L`hébergement d'urgence des demandeurs d'asile ( HUDA ) se voit, pour sa part, doté de 245,76 millions d'euros en autorisations d'engagement (AE) et 118 millions d'euros en crédits de paiement (CP), la différence entre AE et CP s'expliquant par le lancement d'un appel à projets pour la création de 5 351 places relevant du dispositif AT-SA (Accueil temporaire - Service de l'asile). Ce montant doit financer 21 200 places réparties pour un peu plus de la moitié en places AT-SA 4 ( * ) , le solde consistant en places d'hébergement gérées au niveau déconcentré par les préfets.
Le projet de loi de finances pour 2017 s'inscrit donc pleinement dans le rééquilibrage du parc d'hébergement au profit des CADA engagé par le Gouvernement depuis 2013. Il est également conforme à la volonté désormais inscrite dans la loi d'héberger les demandeurs d'asile de manière prioritaire en logement sur le modèle du CADA plutôt qu'en HUDA.
Dans les faits, l'hébergement des demandeurs d'asile en CADA est loin d'être la norme . En effet, au 31 décembre 2015 , 61 018 personnes étaient susceptibles d'être hébergées en CADA . Or seulement 22 524 l'étaient effectivement, soit un taux de 36,9 %, en baisse par rapport à 2014 (39,4 %). À cette même date, environ 3 800 personnes étaient hébergées en AT-SA et 18 868 personnes en HUDA.
Votre rapporteure déplore incidemment que l'indicateur 1.1 ait été modifié depuis l'an passé de façon à ne plus faire apparaître la part des demandeurs hébergés en CADA alors même que la loi de 2015 en a consacré le principe.
Il résulte de cette situation qu' une part non négligeable des demandeurs d'asile est hébergé soit chez l'habitant, soit plus probablement dans le dispositif d'hébergement d'urgence généraliste porté par le programme 177 « Prévention de l'exclusion et insertion des personnes vulnérables » de la mission « Ville et logement » - quand les demandeurs d'asile sont effectivement hébergés...
C'est d'ailleurs ce même programme 177 qui finance les centres d'accueil et d'orientation (CAO) que le Gouvernement a multipliés au cours des derniers mois pour héberger les migrants à la suite de l'évacuation des campements parisiens ou du démantèlement de la « jungle » de Calais. D'après les éléments recueillis par votre rapporteure en audition, la raison en serait la lourdeur de la procédure de création de places de CADA, passant par appel d'offres.

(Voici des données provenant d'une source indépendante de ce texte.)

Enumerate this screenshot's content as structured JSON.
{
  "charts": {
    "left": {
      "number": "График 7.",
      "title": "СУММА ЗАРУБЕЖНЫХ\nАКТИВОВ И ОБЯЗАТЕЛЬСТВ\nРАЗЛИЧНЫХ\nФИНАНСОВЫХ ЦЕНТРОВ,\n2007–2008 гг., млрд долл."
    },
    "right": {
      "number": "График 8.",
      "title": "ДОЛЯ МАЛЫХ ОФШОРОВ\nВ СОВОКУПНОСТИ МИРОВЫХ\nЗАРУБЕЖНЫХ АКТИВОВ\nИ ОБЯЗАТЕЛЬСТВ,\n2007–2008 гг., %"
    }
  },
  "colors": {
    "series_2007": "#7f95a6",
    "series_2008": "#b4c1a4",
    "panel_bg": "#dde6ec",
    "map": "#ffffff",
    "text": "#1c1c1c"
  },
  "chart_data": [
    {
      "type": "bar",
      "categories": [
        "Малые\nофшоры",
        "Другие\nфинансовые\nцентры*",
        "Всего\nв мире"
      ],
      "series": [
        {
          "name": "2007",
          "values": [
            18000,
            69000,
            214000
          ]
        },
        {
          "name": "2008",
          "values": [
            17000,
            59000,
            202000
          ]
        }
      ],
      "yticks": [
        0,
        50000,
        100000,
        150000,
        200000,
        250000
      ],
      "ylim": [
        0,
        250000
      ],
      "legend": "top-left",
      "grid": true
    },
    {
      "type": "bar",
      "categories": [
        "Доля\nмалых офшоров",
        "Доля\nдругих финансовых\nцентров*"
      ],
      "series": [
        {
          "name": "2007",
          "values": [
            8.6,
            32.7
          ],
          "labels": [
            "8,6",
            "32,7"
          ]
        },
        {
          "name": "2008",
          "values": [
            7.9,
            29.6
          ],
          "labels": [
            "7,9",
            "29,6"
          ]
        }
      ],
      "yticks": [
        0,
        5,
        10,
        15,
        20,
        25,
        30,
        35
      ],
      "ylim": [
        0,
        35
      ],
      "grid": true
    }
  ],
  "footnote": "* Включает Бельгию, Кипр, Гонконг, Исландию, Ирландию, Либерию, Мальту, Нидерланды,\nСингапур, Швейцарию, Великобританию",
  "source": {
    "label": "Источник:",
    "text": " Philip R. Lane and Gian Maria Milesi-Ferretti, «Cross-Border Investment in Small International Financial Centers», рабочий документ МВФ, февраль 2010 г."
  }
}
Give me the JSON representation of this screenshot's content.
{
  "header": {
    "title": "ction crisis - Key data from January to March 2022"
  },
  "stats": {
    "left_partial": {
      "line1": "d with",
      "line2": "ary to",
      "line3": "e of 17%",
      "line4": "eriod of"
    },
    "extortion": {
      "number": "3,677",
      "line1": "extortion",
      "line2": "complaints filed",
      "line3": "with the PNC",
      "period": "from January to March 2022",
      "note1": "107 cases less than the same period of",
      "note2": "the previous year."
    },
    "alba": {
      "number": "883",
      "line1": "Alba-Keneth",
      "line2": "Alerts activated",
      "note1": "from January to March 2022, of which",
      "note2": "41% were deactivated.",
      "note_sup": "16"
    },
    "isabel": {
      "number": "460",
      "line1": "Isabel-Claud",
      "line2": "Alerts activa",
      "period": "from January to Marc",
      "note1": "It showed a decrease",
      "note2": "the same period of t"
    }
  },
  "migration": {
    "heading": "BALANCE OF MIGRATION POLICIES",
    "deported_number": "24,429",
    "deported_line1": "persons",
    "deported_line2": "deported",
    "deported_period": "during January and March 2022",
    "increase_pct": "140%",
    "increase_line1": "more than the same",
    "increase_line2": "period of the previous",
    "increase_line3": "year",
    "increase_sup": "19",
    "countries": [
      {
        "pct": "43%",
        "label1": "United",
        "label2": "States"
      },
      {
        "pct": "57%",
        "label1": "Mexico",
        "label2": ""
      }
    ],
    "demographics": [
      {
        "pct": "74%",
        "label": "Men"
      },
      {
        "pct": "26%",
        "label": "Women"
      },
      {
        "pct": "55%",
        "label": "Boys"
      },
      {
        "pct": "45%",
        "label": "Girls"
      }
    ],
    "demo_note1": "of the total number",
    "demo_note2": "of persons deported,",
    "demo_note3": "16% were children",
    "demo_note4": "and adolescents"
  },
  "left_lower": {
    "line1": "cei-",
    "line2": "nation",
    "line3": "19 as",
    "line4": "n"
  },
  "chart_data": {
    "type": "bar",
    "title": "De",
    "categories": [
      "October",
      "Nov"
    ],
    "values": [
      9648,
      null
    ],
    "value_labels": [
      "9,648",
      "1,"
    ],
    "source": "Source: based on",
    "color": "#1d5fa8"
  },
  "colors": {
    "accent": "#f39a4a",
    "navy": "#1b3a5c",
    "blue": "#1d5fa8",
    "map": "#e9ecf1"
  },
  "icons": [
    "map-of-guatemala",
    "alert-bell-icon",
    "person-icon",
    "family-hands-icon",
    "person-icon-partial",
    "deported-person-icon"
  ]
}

Ainsi, la simplification opérée par la loi de 2015, qui a consisté à supprimer l'obligation de solliciter l'avis d'une commission de sélection d'appel à projet social ou médico-social qui associe des représentants des usagers, serait encore insuffisante pour permettre la réactivité rendue indispensable par l'afflux des migrants auquel notre pays est confronté.
S'agissant du dispositif d'hébergement d'urgence des demandeurs d'asile, votre rapporteure s'interroge à nouveau sur le réalisme de la dotation prévue par le projet de loi de finances eu égard à la consommation de crédits sur ce poste au cours des dernières années.

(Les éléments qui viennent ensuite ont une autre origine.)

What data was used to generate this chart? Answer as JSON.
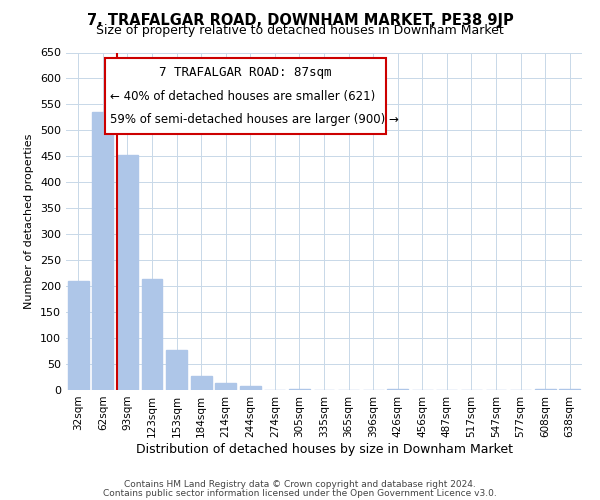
{
  "title": "7, TRAFALGAR ROAD, DOWNHAM MARKET, PE38 9JP",
  "subtitle": "Size of property relative to detached houses in Downham Market",
  "xlabel": "Distribution of detached houses by size in Downham Market",
  "ylabel": "Number of detached properties",
  "bar_labels": [
    "32sqm",
    "62sqm",
    "93sqm",
    "123sqm",
    "153sqm",
    "184sqm",
    "214sqm",
    "244sqm",
    "274sqm",
    "305sqm",
    "335sqm",
    "365sqm",
    "396sqm",
    "426sqm",
    "456sqm",
    "487sqm",
    "517sqm",
    "547sqm",
    "577sqm",
    "608sqm",
    "638sqm"
  ],
  "bar_values": [
    210,
    535,
    452,
    213,
    78,
    27,
    14,
    8,
    0,
    2,
    0,
    0,
    0,
    1,
    0,
    0,
    0,
    0,
    0,
    1,
    1
  ],
  "bar_color": "#aec6e8",
  "vline_x_index": 1.575,
  "annotation_title": "7 TRAFALGAR ROAD: 87sqm",
  "annotation_line1": "← 40% of detached houses are smaller (621)",
  "annotation_line2": "59% of semi-detached houses are larger (900) →",
  "vline_color": "#cc0000",
  "box_color": "#cc0000",
  "ylim": [
    0,
    650
  ],
  "yticks": [
    0,
    50,
    100,
    150,
    200,
    250,
    300,
    350,
    400,
    450,
    500,
    550,
    600,
    650
  ],
  "footer_line1": "Contains HM Land Registry data © Crown copyright and database right 2024.",
  "footer_line2": "Contains public sector information licensed under the Open Government Licence v3.0.",
  "bg_color": "#ffffff",
  "grid_color": "#c8d8e8",
  "title_fontsize": 10.5,
  "subtitle_fontsize": 9,
  "ylabel_fontsize": 8,
  "xlabel_fontsize": 9
}
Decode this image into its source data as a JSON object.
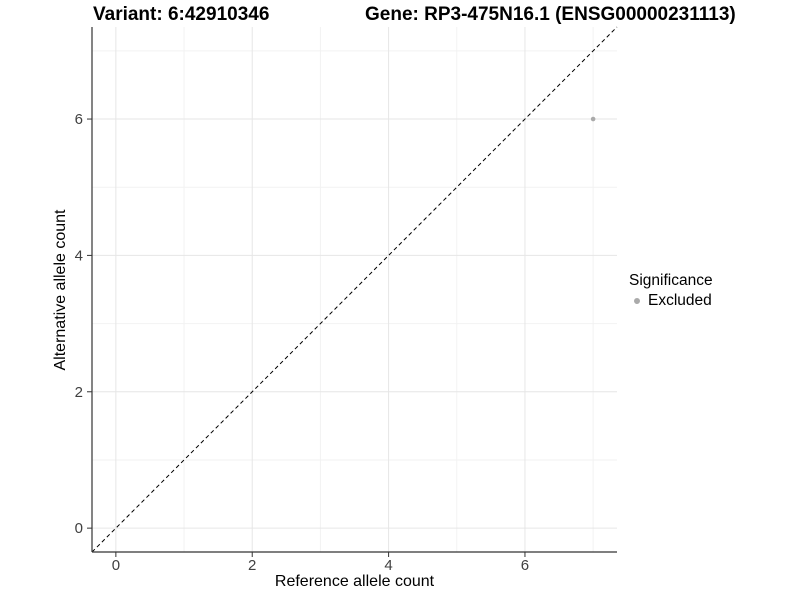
{
  "figure": {
    "title_left": "Variant: 6:42910346",
    "title_right": "Gene: RP3-475N16.1 (ENSG00000231113)",
    "background": "#ffffff"
  },
  "chart_data": {
    "type": "scatter",
    "title": "",
    "xlabel": "Reference allele count",
    "ylabel": "Alternative allele count",
    "xlim": [
      -0.35,
      7.35
    ],
    "ylim": [
      -0.35,
      7.35
    ],
    "x_ticks": [
      0,
      2,
      4,
      6
    ],
    "y_ticks": [
      0,
      2,
      4,
      6
    ],
    "x_minor_ticks": [
      1,
      3,
      5,
      7
    ],
    "y_minor_ticks": [
      1,
      3,
      5,
      7
    ],
    "grid": true,
    "reference_line": {
      "slope": 1,
      "intercept": 0,
      "style": "dashed",
      "color": "#000000"
    },
    "series": [
      {
        "name": "Excluded",
        "color": "#aaaaaa",
        "point_radius": 2.3,
        "points": [
          {
            "x": 7,
            "y": 6
          }
        ]
      }
    ],
    "legend": {
      "title": "Significance",
      "position": "right",
      "items": [
        {
          "label": "Excluded",
          "color": "#aaaaaa"
        }
      ]
    },
    "colors": {
      "grid_major": "#e6e6e6",
      "grid_minor": "#f2f2f2",
      "axis_line": "#333333",
      "tick_mark": "#333333",
      "tick_label": "#404040",
      "axis_title": "#000000",
      "title": "#000000"
    }
  }
}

Comparaison entre prévisions en loi de finances et consommation des crédits consacrés à l'hébergement d'urgence des demandeurs d'asile
Année |
Prévision en LFI
|
Exécution
|
Évolution |
2008 |
35,3 |
53,1 |
+ 50,40 % |
2009 |
30 |
72,8 |
+ 142,73 % |
2010 |
29,8 |
110,2 |
+ 269,80 % |
2011 |
40 |
134,3 |
+ 235,78 % |
2012 |
90,9 |
135 |
+ 48,55 % |
2013 |
125 |
150 |
+ 19,99 % |
2014 |
115,4 |
142 |
+ 23,05 % |
2015 |
136 |
135,8 |
-0,15 % |
Source : commission des lois du Sénat à partir des données fournies par la DGEF
Si les crédits dédiés à ce poste (118 millions d'euros) sont en légère augmentation par rapport à ceux prévus en loi de finances initiale pour 2016 (111,5 millions d'euros), ils apparaissent toutefois insuffisants par rapport aux crédits consommés par le passé, quand bien même le nombre de places en CADA aurait augmenté.

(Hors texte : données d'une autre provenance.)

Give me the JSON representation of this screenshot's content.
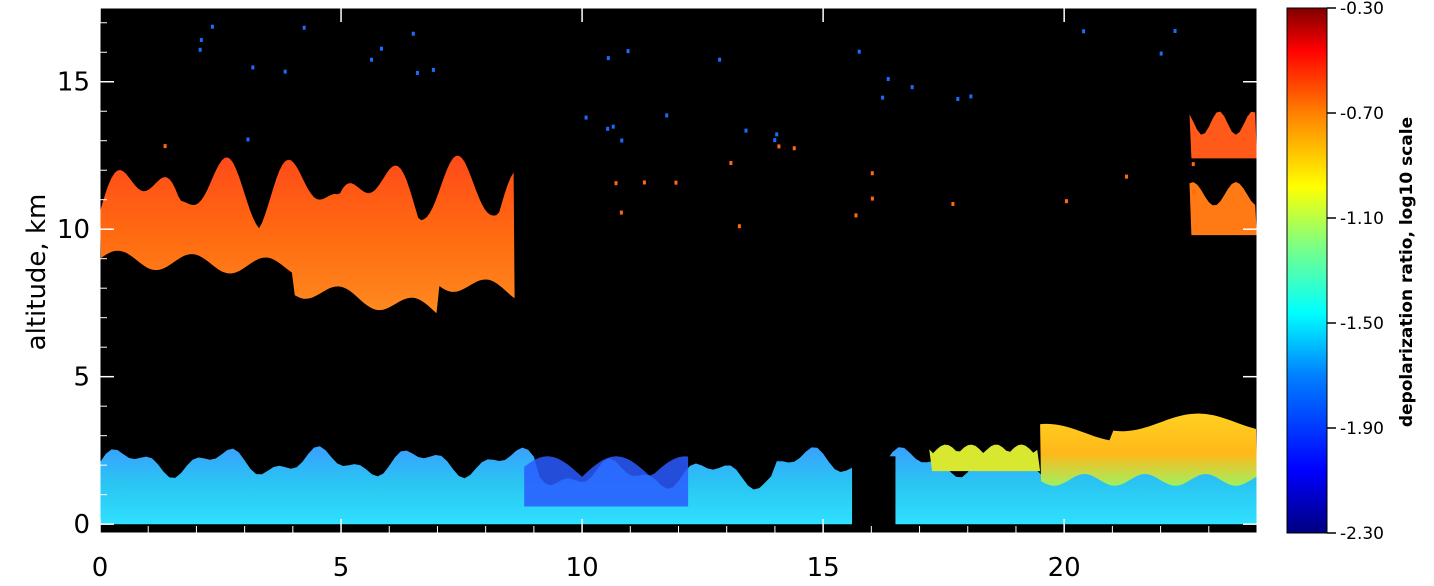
{
  "chart_data": {
    "type": "heatmap",
    "title": "",
    "xlabel": "",
    "ylabel": "altitude, km",
    "xlim": [
      0,
      24
    ],
    "ylim": [
      -0.3,
      17.5
    ],
    "x_ticks": [
      "0",
      "5",
      "10",
      "15",
      "20"
    ],
    "y_ticks": [
      "0",
      "5",
      "10",
      "15"
    ],
    "background_color": "#000000",
    "colorbar": {
      "label": "depolarization ratio, log10 scale",
      "scale": "log10",
      "range": [
        -2.3,
        -0.3
      ],
      "tick_labels": [
        "-0.30",
        "-0.70",
        "-1.10",
        "-1.50",
        "-1.90",
        "-2.30"
      ],
      "colormap": [
        "#00007f",
        "#0000ff",
        "#0080ff",
        "#00ffff",
        "#80ff80",
        "#ffff00",
        "#ff8000",
        "#ff0000",
        "#7f0000"
      ]
    },
    "features": [
      {
        "name": "upper cloud layer",
        "x_range": [
          0.0,
          8.6
        ],
        "altitude_range": [
          7.5,
          12.8
        ],
        "value": -0.75
      },
      {
        "name": "upper cloud patches",
        "x_range": [
          22.6,
          24.0
        ],
        "altitude_range": [
          9.5,
          14.0
        ],
        "value": -0.75
      },
      {
        "name": "boundary layer",
        "x_range": [
          0.0,
          24.0
        ],
        "altitude_range": [
          0.0,
          3.5
        ],
        "value": -1.55
      },
      {
        "name": "elevated boundary layer",
        "x_range": [
          19.5,
          24.0
        ],
        "altitude_range": [
          1.8,
          3.6
        ],
        "value": -1.0
      },
      {
        "name": "no data gap",
        "x_range": [
          15.6,
          16.5
        ],
        "altitude_range": [
          0.0,
          2.3
        ]
      }
    ]
  }
}
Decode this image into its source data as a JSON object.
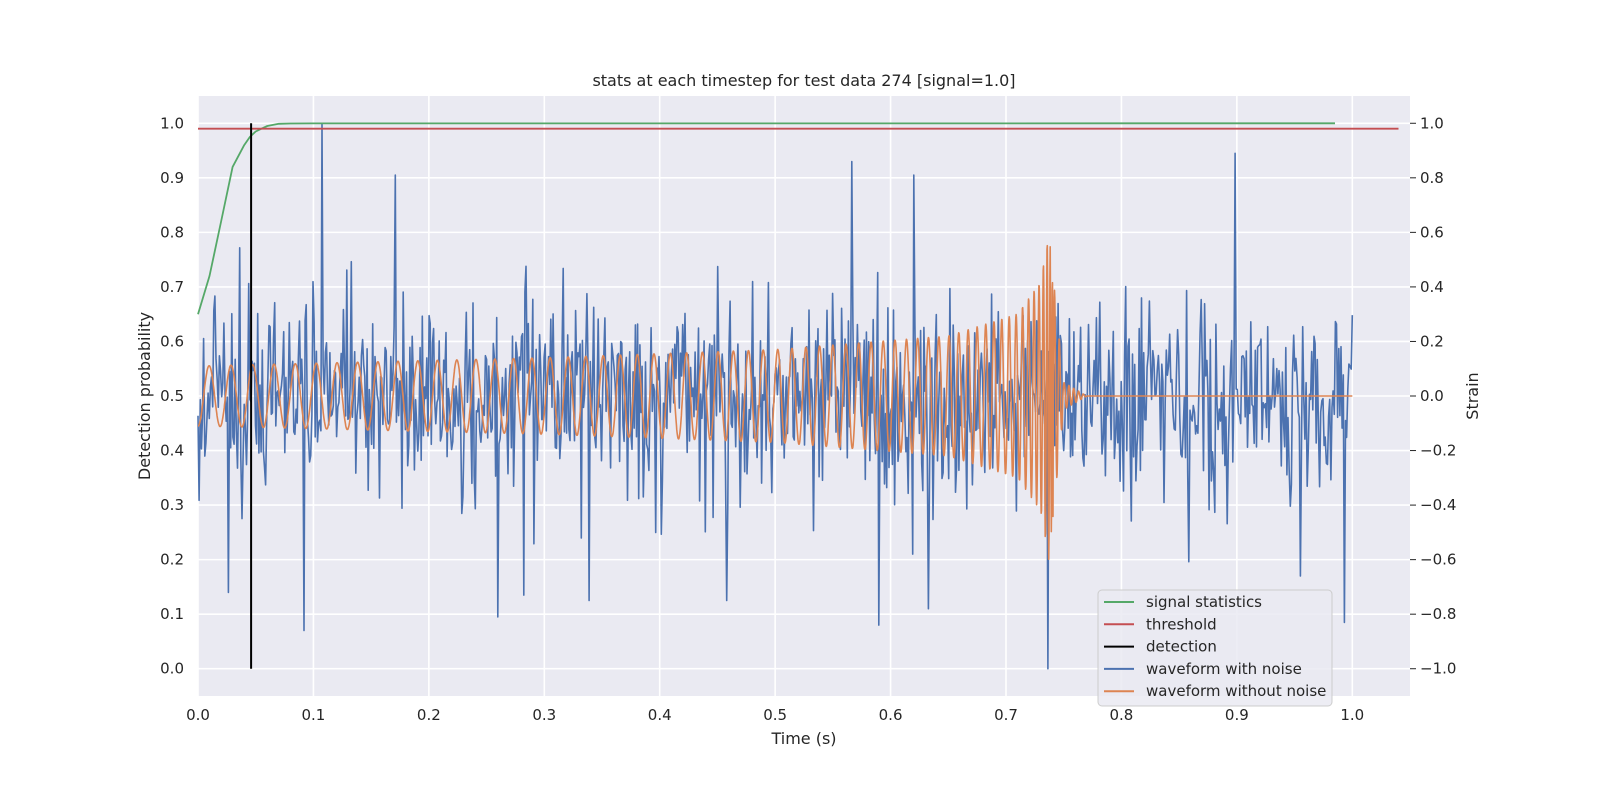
{
  "chart_data": {
    "type": "line",
    "title": "stats at each timestep for test data 274 [signal=1.0]",
    "xlabel": "Time (s)",
    "ylabel_left": "Detection probability",
    "ylabel_right": "Strain",
    "xlim": [
      0.0,
      1.05
    ],
    "ylim_left": [
      -0.05,
      1.05
    ],
    "ylim_right": [
      -1.1,
      1.1
    ],
    "xticks": [
      "0.0",
      "0.1",
      "0.2",
      "0.3",
      "0.4",
      "0.5",
      "0.6",
      "0.7",
      "0.8",
      "0.9",
      "1.0"
    ],
    "yticks_left": [
      "0.0",
      "0.1",
      "0.2",
      "0.3",
      "0.4",
      "0.5",
      "0.6",
      "0.7",
      "0.8",
      "0.9",
      "1.0"
    ],
    "yticks_right": [
      "−1.0",
      "−0.8",
      "−0.6",
      "−0.4",
      "−0.2",
      "0.0",
      "0.2",
      "0.4",
      "0.6",
      "0.8",
      "1.0"
    ],
    "grid": true,
    "legend_position": "lower-right",
    "colors": {
      "background": "#eaeaf2",
      "grid": "#ffffff",
      "signal_statistics": "#55a868",
      "threshold": "#c44e52",
      "detection": "#000000",
      "waveform_with_noise": "#4c72b0",
      "waveform_without_noise": "#dd8452"
    },
    "legend": [
      {
        "key": "signal_statistics",
        "label": "signal statistics"
      },
      {
        "key": "threshold",
        "label": "threshold"
      },
      {
        "key": "detection",
        "label": "detection"
      },
      {
        "key": "waveform_with_noise",
        "label": "waveform with noise"
      },
      {
        "key": "waveform_without_noise",
        "label": "waveform without noise"
      }
    ],
    "signal_statistics": {
      "axis": "left",
      "x": [
        0.0,
        0.01,
        0.02,
        0.03,
        0.04,
        0.045,
        0.05,
        0.055,
        0.06,
        0.065,
        0.07,
        0.08,
        0.1,
        0.2,
        0.4,
        0.6,
        0.8,
        0.985
      ],
      "y": [
        0.65,
        0.72,
        0.82,
        0.92,
        0.96,
        0.975,
        0.985,
        0.99,
        0.995,
        0.997,
        0.999,
        0.9995,
        0.9997,
        0.9998,
        0.9998,
        0.9998,
        0.9999,
        0.9999
      ]
    },
    "threshold": {
      "axis": "left",
      "x": [
        0.0,
        1.04
      ],
      "y": [
        0.99,
        0.99
      ]
    },
    "detection": {
      "axis": "left",
      "x": [
        0.046,
        0.046
      ],
      "y": [
        0.0,
        1.0
      ]
    },
    "waveform_with_noise": {
      "axis": "right",
      "note": "dense noise series, peaks read from figure",
      "x_range": [
        0.0,
        1.0
      ],
      "samples": 1024,
      "peaks": [
        {
          "x": 0.107,
          "y": 1.0
        },
        {
          "x": 0.092,
          "y": -0.86
        },
        {
          "x": 0.736,
          "y": -1.0
        },
        {
          "x": 0.898,
          "y": 0.89
        },
        {
          "x": 0.171,
          "y": 0.81
        },
        {
          "x": 0.566,
          "y": 0.86
        },
        {
          "x": 0.62,
          "y": 0.81
        },
        {
          "x": 0.59,
          "y": -0.84
        },
        {
          "x": 0.026,
          "y": -0.72
        },
        {
          "x": 0.26,
          "y": -0.81
        },
        {
          "x": 0.282,
          "y": -0.73
        },
        {
          "x": 0.339,
          "y": -0.75
        },
        {
          "x": 0.458,
          "y": -0.75
        },
        {
          "x": 0.633,
          "y": -0.78
        },
        {
          "x": 0.955,
          "y": -0.66
        },
        {
          "x": 0.993,
          "y": -0.83
        }
      ]
    },
    "waveform_without_noise": {
      "axis": "right",
      "note": "chirp: amplitude grows to merger near 0.737 s then ringdown to 0",
      "x_range": [
        0.0,
        1.0
      ],
      "amplitude": [
        {
          "x": 0.0,
          "y": 0.11
        },
        {
          "x": 0.3,
          "y": 0.14
        },
        {
          "x": 0.5,
          "y": 0.17
        },
        {
          "x": 0.65,
          "y": 0.22
        },
        {
          "x": 0.71,
          "y": 0.3
        },
        {
          "x": 0.73,
          "y": 0.42
        },
        {
          "x": 0.737,
          "y": 0.6
        },
        {
          "x": 0.75,
          "y": 0.05
        },
        {
          "x": 0.77,
          "y": 0.0
        }
      ],
      "merger_time": 0.737
    }
  }
}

* 4 Le dispositif Accueil temporaire - Service de l'asile est géré par la société mixte ADOMA. Il s'agit d'un dispositif national d'hébergement d'urgence dédié aux demandeurs d'asile. Contrairement à l'hébergement d'urgence des demandeurs d'asile déconcentré, les demandeurs y bénéficient d'un accompagnement administratif et social.